Colorado revenue $160M higher than projected

The state of Colorado’s general fund revenue is projected to be $159.6 million higher in the current fiscal year than was forecast in September, the Governor’s Office of State Planning and Budgeting said Thursday.

The office also said in its report that Northern Colorado’s economy remains “one of the strongest in the state.” Growth in retail continues to be among the highest in the state.

Employment also is growing in Northern Colorado, according to the report. The Fort Collins-Loveland and Greeley areas added 7,300 new jobs from January to October.

In the Fort Collins-Loveland area, employment grew 2.3 percent in the first 10 months of the year. Greeley employment increased 1.8 percent.

Meanwhile, livestock production declined 9.6 percent in October over year-ago levels and will probably fall more toward the end of the year, the report says.

Northern Colorado’s real estate market continues to improve as the distressed market in Larimer and Weld counties steadily decreases. Sales and prices have increased over last year while inventory remains low but has grown.

New residential construction permits remained strong through September in the metro areas. Single-family permits in the Fort Collins-Loveland area surged 49.6 percent compared with the first nine months of last year. Single-family permits increased 57.9 percent in the Greeley area.

Nonresidential projects will add one million square feet to the region’s inventory. Construction on the Leprino cheese factory in Greeley continues to drive the city’s commercial growth.

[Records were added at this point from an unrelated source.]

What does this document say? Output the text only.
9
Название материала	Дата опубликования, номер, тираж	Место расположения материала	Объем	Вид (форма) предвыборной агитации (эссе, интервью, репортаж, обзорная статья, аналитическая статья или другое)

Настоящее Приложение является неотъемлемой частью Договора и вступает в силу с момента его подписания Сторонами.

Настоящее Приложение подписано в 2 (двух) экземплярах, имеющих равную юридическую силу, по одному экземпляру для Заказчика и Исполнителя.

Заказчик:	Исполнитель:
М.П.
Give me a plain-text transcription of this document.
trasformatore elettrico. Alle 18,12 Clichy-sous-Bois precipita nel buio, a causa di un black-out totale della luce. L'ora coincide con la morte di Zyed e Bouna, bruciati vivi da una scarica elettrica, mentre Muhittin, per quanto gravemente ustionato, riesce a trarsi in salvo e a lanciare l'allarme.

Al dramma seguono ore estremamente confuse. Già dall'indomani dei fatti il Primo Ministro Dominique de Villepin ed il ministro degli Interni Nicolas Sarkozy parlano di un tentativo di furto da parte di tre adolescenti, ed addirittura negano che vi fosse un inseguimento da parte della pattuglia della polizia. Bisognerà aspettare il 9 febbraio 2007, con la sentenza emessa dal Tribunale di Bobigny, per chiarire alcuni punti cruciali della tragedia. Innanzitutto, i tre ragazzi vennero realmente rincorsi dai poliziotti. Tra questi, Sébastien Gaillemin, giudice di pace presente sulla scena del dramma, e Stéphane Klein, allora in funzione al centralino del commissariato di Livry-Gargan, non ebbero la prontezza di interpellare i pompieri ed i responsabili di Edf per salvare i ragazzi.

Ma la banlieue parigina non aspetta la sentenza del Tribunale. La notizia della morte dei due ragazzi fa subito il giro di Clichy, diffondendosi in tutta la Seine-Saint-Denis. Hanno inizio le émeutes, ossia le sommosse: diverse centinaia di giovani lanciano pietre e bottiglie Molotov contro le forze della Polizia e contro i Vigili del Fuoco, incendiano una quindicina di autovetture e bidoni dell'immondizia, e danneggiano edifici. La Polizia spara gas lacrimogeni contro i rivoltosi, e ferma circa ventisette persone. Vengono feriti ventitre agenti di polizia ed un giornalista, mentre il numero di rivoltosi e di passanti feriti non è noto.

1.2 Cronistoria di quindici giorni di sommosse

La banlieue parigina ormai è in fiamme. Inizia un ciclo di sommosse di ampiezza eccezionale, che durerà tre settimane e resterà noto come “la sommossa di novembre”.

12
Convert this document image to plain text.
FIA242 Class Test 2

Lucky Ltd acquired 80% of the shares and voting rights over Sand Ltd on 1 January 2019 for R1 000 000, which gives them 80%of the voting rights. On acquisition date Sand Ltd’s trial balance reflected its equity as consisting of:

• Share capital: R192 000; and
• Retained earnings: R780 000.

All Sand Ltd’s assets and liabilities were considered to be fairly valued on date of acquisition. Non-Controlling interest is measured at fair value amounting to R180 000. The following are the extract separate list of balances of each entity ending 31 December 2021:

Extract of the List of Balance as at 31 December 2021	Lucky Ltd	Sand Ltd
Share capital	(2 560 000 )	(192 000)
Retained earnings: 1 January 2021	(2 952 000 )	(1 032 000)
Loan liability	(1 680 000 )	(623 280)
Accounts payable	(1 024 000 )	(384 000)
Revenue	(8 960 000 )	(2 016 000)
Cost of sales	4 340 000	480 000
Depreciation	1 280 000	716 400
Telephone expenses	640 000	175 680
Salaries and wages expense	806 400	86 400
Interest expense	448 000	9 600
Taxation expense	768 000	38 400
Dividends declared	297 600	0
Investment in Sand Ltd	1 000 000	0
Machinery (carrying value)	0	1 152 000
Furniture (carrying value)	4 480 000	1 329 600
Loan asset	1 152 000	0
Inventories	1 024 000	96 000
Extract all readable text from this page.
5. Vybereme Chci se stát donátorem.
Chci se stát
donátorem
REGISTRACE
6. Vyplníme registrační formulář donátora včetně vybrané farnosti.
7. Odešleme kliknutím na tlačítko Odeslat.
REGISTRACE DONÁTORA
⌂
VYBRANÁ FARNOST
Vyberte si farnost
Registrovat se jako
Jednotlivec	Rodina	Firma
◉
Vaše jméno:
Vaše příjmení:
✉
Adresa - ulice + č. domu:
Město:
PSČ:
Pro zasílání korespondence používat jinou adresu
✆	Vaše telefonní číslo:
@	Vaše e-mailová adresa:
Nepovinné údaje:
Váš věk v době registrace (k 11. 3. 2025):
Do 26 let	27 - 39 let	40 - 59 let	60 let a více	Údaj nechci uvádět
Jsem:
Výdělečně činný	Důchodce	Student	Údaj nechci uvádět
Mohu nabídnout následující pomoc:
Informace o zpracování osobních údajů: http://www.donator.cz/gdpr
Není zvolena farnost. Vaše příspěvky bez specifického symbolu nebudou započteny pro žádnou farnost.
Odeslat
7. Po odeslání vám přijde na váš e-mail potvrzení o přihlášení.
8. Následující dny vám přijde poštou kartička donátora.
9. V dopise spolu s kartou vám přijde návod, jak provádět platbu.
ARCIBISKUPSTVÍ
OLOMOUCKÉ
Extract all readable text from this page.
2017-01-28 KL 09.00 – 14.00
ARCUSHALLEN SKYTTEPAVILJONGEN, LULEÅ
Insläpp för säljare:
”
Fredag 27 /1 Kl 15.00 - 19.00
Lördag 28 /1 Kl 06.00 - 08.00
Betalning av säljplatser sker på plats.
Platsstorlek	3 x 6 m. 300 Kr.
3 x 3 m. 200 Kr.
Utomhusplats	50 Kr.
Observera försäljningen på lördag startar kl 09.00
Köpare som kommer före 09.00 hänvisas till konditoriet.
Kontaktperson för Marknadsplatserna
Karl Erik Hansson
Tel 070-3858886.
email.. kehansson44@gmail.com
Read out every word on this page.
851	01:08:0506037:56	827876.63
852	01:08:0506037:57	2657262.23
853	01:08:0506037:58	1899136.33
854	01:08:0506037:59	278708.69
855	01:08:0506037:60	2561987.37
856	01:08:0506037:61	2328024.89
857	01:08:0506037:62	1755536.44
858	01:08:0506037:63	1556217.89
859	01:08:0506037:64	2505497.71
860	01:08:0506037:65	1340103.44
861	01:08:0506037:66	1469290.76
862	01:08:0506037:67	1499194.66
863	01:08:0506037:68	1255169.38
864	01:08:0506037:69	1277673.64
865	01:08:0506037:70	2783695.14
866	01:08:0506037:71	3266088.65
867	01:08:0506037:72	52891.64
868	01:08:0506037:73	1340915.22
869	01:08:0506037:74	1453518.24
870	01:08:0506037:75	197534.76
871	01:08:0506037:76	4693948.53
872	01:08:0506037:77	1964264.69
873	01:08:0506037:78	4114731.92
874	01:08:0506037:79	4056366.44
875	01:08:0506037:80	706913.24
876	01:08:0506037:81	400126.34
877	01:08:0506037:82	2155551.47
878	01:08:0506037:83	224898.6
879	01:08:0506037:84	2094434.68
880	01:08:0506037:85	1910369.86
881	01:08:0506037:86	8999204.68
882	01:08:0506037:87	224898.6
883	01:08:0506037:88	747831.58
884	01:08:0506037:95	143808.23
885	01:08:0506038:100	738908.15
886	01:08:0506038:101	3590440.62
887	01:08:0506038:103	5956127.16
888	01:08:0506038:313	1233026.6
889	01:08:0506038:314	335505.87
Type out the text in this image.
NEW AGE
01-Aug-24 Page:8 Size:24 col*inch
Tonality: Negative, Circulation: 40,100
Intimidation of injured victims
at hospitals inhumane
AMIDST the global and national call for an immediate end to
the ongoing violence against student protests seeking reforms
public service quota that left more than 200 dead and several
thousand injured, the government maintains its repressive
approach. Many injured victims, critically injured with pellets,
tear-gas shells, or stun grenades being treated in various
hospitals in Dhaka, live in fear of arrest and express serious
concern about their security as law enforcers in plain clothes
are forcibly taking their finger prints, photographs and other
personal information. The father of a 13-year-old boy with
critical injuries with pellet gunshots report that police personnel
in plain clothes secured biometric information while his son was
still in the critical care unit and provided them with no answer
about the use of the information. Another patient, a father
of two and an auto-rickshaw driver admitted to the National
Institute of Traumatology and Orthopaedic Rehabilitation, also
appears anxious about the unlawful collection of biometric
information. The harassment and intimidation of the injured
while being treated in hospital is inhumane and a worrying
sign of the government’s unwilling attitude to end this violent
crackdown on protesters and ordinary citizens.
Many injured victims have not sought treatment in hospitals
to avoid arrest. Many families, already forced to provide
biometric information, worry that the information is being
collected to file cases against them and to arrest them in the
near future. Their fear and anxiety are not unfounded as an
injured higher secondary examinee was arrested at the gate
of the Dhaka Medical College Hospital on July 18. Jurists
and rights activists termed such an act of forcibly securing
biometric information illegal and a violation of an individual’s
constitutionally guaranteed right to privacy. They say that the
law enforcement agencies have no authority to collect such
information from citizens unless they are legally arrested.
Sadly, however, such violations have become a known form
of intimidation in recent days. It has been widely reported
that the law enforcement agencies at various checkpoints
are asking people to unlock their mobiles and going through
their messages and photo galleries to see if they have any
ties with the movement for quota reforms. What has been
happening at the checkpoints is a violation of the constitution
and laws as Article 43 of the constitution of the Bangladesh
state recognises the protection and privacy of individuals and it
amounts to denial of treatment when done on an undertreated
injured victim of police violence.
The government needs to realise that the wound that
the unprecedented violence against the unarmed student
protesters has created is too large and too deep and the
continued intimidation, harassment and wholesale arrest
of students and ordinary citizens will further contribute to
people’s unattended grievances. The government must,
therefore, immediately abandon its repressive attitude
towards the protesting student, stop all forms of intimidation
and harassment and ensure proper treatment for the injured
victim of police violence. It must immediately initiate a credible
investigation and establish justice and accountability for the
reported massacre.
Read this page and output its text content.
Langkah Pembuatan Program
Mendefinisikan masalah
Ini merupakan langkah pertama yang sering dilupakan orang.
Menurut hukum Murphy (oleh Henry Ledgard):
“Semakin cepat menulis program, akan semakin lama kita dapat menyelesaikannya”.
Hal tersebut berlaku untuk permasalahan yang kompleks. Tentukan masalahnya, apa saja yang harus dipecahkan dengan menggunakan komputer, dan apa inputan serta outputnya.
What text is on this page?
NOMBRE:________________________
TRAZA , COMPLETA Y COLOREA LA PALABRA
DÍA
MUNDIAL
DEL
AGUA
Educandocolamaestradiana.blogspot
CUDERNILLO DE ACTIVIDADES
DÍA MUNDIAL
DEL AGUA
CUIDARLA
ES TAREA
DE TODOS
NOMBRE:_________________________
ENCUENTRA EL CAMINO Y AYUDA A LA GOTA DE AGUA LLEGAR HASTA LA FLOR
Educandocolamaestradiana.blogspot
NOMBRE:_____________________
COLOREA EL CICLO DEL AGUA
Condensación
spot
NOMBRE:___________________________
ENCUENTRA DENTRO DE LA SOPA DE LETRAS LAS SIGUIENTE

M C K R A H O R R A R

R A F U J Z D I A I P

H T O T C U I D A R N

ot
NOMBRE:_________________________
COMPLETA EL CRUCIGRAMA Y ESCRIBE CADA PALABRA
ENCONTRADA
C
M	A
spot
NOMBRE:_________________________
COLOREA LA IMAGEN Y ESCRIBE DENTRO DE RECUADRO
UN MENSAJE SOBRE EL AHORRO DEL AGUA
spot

Excess funds in the new revenue forecast will carry over into next year’s budget and will be transferred to the State Education Fund, which supports per-pupil funding in Colorado school districts.

Based on Gov. John Hickenlooper’s budget request, the new available money for fiscal year 2013-14 is $142.7 million. The governor will ask that the increased funds go to education, economic development, public health, safety and infrastructure.

“Colorado is among the top states in economic performance due to its favorable mix of industries and skilled and entrepreneurial population,” the report says. “Though unemployment remains a challenge, the state’s economy appears to be further along in rebuilding from the Great Recession.”

The report comes as federal lawmakers face an end-of-the-year deadline to resolve the so-called fiscal cliff. The state’s forecast assumes an agreement will be reached that includes smaller tax increases and spending reductions than currently scheduled.